Donald Trump’s commercial offensive response seems to be organizing. Singapore, the United Arab Emirates and New Zealand will announce the creation of a new group to defend the “rules -based trade”, reports the Financial Times. This group of states should be called “FIT-P”, for “future investment and commercial association” (Investment and Commercial Association). Ten countries will be there. Morocco, Rwanda, Malaysia, Uruguay, Costa Rica, Panama, Paraguay and Norway would join the initiative according to the diplomats interviewed by the British newspaper.
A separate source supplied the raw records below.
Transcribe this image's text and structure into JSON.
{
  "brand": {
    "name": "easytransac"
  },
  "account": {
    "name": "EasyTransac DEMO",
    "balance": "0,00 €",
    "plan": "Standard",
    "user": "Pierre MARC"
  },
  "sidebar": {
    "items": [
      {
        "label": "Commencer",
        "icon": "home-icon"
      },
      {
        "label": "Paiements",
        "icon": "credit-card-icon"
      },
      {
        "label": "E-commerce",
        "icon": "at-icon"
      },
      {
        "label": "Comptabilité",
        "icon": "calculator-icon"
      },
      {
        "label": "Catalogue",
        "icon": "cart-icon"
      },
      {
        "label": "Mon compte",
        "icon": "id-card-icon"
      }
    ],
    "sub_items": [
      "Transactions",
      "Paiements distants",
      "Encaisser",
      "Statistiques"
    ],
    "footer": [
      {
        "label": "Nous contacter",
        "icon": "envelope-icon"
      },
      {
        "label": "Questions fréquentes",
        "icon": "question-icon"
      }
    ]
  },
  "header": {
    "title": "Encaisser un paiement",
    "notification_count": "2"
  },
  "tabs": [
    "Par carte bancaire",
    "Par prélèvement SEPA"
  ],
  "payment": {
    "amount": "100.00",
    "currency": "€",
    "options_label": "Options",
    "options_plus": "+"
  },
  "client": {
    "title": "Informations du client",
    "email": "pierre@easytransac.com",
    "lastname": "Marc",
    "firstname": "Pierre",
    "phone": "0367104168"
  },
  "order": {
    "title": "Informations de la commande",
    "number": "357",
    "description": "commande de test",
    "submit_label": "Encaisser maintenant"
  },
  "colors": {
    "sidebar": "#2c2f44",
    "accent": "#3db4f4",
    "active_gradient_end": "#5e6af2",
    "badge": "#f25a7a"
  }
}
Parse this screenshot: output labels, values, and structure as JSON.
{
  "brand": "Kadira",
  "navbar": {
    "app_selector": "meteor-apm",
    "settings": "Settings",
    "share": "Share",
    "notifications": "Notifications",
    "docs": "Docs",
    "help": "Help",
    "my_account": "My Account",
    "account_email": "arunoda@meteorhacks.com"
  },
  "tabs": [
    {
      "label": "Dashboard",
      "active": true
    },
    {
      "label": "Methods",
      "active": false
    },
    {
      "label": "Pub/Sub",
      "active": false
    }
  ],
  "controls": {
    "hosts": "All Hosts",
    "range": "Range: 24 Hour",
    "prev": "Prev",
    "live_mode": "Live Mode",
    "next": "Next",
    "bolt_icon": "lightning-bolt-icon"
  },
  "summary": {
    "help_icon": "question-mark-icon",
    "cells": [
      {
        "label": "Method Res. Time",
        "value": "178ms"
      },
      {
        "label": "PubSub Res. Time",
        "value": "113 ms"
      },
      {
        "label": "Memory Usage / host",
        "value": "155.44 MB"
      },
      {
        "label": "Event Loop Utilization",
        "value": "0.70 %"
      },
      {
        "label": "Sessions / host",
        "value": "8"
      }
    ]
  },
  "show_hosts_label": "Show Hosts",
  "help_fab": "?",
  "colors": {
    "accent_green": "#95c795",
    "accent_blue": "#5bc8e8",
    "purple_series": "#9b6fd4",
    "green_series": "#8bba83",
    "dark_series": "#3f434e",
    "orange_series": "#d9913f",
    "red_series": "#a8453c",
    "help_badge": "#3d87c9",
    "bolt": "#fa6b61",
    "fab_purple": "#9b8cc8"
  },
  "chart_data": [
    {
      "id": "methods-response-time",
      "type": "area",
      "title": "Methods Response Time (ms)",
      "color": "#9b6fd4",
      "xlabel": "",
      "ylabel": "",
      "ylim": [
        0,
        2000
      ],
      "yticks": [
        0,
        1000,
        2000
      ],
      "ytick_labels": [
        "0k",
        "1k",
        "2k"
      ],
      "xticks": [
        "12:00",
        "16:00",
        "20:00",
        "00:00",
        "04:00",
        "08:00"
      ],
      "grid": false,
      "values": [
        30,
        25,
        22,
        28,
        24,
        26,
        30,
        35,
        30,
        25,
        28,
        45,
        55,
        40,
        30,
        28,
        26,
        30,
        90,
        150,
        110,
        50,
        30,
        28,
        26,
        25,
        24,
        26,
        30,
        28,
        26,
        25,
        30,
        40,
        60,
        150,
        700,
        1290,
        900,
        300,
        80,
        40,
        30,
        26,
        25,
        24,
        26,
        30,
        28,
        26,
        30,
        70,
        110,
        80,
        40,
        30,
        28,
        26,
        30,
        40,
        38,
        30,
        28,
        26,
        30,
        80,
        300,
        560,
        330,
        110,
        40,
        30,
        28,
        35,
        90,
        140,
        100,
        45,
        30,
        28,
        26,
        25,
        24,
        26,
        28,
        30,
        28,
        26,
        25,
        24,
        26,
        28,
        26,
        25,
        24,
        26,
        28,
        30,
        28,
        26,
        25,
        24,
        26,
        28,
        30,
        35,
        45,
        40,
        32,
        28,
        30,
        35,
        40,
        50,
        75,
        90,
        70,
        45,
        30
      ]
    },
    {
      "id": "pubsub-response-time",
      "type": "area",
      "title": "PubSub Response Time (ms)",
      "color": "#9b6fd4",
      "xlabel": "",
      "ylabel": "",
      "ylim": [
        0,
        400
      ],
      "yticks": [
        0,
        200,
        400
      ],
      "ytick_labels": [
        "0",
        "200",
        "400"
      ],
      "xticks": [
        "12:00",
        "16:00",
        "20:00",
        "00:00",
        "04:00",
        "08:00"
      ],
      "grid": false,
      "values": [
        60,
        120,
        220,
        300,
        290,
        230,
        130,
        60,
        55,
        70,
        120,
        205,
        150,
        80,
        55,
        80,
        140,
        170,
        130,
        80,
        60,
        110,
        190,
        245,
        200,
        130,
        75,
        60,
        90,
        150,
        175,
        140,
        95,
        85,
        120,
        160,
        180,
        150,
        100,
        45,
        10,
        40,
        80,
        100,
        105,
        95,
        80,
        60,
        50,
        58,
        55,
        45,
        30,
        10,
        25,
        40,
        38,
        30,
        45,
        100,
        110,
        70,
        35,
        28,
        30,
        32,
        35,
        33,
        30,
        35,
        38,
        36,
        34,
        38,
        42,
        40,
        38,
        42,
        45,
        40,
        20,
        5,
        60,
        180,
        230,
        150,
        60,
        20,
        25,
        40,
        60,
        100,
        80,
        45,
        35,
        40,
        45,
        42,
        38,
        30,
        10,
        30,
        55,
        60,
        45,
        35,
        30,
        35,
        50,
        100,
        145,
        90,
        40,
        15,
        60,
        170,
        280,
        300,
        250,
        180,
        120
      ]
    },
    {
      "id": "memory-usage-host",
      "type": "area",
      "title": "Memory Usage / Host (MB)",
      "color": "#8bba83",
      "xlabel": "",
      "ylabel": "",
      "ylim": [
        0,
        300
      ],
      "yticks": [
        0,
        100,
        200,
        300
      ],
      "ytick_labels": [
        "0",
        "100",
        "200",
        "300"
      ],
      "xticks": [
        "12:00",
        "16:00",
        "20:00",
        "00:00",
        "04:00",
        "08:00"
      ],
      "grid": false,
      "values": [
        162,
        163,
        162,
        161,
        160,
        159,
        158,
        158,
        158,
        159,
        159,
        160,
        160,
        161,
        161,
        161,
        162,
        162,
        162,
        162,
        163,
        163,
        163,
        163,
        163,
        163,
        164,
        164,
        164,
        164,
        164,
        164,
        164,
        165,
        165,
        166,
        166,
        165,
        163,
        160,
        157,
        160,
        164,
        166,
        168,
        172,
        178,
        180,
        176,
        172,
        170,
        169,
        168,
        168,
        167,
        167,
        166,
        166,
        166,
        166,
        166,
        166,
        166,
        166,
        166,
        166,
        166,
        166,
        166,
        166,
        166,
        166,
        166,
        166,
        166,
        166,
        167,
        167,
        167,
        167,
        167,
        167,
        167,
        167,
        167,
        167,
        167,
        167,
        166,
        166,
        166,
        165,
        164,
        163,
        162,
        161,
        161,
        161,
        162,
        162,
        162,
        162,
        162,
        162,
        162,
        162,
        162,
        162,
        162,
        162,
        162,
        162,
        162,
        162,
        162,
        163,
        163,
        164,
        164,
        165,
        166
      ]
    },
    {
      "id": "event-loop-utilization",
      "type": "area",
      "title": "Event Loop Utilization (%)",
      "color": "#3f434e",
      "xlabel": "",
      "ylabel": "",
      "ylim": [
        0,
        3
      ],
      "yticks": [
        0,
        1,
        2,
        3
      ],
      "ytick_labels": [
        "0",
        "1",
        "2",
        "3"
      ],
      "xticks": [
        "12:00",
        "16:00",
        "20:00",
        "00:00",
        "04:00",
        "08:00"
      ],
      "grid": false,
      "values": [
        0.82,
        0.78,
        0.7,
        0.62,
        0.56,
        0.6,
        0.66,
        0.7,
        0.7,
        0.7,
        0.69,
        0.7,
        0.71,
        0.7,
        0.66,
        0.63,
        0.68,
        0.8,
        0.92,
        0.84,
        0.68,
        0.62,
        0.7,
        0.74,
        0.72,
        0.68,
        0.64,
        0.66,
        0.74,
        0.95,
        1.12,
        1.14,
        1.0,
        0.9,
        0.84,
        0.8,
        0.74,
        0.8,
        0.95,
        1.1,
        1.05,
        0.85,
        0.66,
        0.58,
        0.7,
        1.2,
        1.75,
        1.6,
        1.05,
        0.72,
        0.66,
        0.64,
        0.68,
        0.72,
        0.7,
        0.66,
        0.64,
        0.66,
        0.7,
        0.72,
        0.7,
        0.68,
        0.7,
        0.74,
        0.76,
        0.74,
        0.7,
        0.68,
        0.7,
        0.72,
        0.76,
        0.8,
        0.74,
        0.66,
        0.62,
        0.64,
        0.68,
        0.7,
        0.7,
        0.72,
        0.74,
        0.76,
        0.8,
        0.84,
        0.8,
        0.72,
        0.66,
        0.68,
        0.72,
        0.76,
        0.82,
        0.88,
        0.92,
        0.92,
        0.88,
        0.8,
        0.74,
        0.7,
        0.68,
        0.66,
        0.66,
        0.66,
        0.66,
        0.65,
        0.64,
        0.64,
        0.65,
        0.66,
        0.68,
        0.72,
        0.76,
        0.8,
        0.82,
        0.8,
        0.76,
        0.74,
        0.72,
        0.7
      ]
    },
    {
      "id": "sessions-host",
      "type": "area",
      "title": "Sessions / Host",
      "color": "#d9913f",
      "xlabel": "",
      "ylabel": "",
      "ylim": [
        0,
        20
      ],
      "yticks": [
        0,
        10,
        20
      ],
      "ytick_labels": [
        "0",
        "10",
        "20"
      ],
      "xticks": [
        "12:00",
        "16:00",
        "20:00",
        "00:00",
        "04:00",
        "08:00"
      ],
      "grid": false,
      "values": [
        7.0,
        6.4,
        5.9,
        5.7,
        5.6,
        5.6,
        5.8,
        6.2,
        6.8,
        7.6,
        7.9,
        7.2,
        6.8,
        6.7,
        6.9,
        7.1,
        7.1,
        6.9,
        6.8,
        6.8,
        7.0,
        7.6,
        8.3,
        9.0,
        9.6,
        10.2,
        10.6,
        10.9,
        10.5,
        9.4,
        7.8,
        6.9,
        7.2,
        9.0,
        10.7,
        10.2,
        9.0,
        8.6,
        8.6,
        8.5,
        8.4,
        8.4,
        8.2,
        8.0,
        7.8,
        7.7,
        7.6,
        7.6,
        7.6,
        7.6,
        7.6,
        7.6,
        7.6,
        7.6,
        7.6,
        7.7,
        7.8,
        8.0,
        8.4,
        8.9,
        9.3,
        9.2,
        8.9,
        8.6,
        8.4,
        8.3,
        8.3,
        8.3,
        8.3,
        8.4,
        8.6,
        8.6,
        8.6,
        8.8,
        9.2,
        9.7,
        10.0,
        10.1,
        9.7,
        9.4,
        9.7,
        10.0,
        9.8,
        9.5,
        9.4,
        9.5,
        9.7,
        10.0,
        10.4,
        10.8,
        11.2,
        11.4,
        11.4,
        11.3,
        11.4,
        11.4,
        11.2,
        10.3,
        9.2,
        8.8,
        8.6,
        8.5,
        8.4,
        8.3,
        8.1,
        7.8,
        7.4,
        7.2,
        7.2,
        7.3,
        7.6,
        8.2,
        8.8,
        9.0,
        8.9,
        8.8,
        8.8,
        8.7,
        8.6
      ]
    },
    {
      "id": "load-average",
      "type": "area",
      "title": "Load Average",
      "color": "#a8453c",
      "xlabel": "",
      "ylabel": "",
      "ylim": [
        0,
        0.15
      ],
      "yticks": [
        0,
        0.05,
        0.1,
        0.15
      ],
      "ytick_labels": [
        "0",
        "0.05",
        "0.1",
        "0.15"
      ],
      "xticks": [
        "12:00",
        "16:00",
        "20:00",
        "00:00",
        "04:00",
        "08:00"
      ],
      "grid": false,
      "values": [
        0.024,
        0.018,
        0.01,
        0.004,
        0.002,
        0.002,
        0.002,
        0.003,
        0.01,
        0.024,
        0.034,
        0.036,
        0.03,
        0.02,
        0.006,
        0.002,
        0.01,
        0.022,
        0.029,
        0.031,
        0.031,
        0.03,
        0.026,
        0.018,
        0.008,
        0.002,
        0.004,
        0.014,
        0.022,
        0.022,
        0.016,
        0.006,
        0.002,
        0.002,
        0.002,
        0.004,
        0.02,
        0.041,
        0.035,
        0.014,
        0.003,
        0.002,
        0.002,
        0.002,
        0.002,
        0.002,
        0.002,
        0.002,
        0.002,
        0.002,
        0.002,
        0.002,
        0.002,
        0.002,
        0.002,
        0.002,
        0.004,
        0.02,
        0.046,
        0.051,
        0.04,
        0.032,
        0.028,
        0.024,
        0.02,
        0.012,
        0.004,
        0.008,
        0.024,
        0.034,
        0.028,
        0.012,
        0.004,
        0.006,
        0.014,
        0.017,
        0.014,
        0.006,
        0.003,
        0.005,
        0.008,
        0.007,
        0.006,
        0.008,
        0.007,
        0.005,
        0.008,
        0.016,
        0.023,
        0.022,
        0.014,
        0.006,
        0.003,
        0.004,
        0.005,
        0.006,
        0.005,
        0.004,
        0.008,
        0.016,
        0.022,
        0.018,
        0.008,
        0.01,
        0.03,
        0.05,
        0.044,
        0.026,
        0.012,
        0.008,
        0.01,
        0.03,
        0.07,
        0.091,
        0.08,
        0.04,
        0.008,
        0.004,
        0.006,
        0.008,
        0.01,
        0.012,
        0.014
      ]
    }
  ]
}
The EU approaches the countries of the Transpacific Association Agreement
In recent months, Donald Trump has deeply sliced international trade cards by operating what he calls “a strategic realignment of economic relations for the benefit of the US people.” The US president forced the majority of its commercial partners to accept unbalanced framework agreements, especially providing a unilateral recovery in customs tariffs of products imported by the United States. The White House has also demanded that interested countries, such as members of Japan or the European Union, invest hundreds of billions of dollars in US soil.
Some observers, such as Olivier Blanchard, former chief economist of the International Monetary Fund, had recommended opposing these asymmetric agreements through the creation of coalitions among the states interested in defending the previous order of international trade. These initiatives are currently embryonic even if the EU has announced that it was intended to approach the countries of the Transpacific Association (TPP) association, gathering in particular Australia, Canada, Japan, Mexico, Singapore, New Zealand, the United Kingdom or Viet Nam.